Republic P-47 Thunderbolt

The P-47 was (and still is) the largest single-engine piston-engine fighter ever produced. Although it was ill-suited to engage nimble fighters in aerial combat, its firepower and ruggedness made it perfect for ground attack. The P-47 and its British counterpart, the Hawker Typhoon, made close air support possible.


Zemke's Moy Tovarich

1. Colonel Hubert “Hub” Zemke’s P-47C-5-RE, named “Moy Tovarich” (Russian for my comrade). Zemke taught Soviet pilots how to fly the Lend-Lease P-40 Tomahawk in 1941, before being assigned as CO of the 56th FG – the first group to fly the P-47. Zemke scored his first three kills in this aircraft.

Zemke's Moy Tovarich - detail


US, P-47D-5-RE, 42-8487, Spirit of Atlantic City NJ, Capt. Walker Mahurin, 63rd FS, 56th FG

2. This is Walker “Bud” Mahurin’s P-47D-5-RE, named “Spirit of Atlantic City, NJ”. This was a War Bond presentation aircraft in which Mahurin scored most of his 20.75 victories in World War II and in which he was shot down on 27 March 1944. It is interesting to note that the aircraft was modified with a different type of rearview mirror above the cockpit, as well as another one mounted on the fuselage side, just below the windscreen.


US, P-47C-5-RE, 41-6343, Little Cookie, Capt Walter Cook, 62 FS, 56 FG

3. P-47C-5-RE assigned to flight commander Walter Cook in March 1943, who would end the war with 6 victories.

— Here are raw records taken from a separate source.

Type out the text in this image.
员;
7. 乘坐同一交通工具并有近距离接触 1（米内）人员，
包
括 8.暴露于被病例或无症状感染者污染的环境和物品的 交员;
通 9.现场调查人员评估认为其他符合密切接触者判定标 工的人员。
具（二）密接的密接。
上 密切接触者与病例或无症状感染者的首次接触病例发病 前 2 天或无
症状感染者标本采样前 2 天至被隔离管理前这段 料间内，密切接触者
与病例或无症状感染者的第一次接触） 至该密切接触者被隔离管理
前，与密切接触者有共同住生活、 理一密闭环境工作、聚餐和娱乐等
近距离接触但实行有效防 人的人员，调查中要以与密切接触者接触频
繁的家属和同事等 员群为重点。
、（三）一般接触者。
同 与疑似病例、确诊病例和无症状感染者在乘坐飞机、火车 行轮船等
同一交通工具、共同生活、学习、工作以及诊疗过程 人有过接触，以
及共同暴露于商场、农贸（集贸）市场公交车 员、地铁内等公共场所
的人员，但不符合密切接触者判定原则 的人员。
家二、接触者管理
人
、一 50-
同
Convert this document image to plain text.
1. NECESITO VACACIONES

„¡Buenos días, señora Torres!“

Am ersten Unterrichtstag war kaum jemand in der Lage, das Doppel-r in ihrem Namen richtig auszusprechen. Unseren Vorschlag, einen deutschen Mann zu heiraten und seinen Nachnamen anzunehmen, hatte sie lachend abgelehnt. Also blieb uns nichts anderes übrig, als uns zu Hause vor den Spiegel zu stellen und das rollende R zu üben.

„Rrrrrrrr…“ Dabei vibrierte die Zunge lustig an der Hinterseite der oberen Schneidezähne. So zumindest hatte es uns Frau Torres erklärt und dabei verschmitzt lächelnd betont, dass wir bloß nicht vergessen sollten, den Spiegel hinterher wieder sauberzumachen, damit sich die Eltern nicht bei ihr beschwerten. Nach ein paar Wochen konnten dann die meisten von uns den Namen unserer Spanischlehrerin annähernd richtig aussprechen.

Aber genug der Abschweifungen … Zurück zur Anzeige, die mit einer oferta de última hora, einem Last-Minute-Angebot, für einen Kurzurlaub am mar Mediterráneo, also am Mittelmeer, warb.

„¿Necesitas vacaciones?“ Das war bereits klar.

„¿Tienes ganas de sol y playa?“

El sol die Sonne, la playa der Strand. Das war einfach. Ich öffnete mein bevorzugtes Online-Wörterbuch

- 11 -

With this aircraft, Cook shot down the first e/a credited (a Fw 190) to the 56th FG on 12 June 1943. Major David Schilling (Deputy CO of the 56th FG) also claimed his first two victories with this aircraft on 2 October 1943. This aircraft later received the name “The Sad Sack” and corresponding nose art on the port side. On 20 October 1943, Capt. Cook ground-looped the aircraft at Halesworth, and it was subsequently transferred out of the group.


US, P-47D-16-RE, 42-76076, Touch of Texas,  Capt. Charles Mohrle, 510 FS, 405 FG

4. This P-47D-16-RE was assigned to Capt. Charles Mohrle of the 510th FS, 405th FG, who adorned his mount a superb example of nose art.

US, P-47D-16-RE, 42-76076, Touch of Texas,  Capt. Charles Mohrle, 510 FS, 405 FG - nose art

4 thoughts on “Republic P-47 Thunderbolt

  1. “lthough it was ill-suited to engage nimble fighters in aerial combat”

    Err… Not sure where you got your *facts* but you need to read up on WW2 Aerial Combat in the ETO. The P-47s actually broke the Luftwaffe, not the P-51B/C/Ds….
    You did not have to be nimble if you had speed, high alt performance and good dive characteristics.

    it is getting old copy-pasting old lies…

    1. ” Not sure where you got your *facts* ”

      Mostly from WW2 fighter pilots. From the German pilots, who thought the P-51 was a more dangerous opponent than the P-47. From the P-47 pilots, who struggled to devise proper air tactics combat to maximize the strengths of the Thunderbolt while minimizing its weaknesses. Hubert Zemke has some very interesting things to say about this.

      Also from the pilots and staff of the 8th and 9th Air Forces, who quickly decided that the P-51 was the better air superiority fighter and the P-47 was the best ground attack aircraft, and used the aircraft accordingly. If the pilots of the time thought that the P-47 was better to defeat the Luftwaffe, why were almost all 8th AF fighter units converted to the P-51 while the ground attack units of the 9th AF given mostly the P-47? Were the American pilots and staff too stupid to chose the best aircraft for each role?

      The P-51 had speed, and it had high altitude performance. Its dive characteristics were decent, but this is not particularly useful when in an escort role as you are more or less tied to the bombers.

      I’m not saying that the P-47 was a bad aircraft. It was an extraordinary aircraft in many respects. But in an escort fighter role, or an air superiority role, the P-51 was clearly better. Ill-suited simply means that escort and air superiority were not its strongest points and that it was better used in other roles.

      That being said, you are entitled to your opinion on the subject, and even to calling differing opinions “old lies”.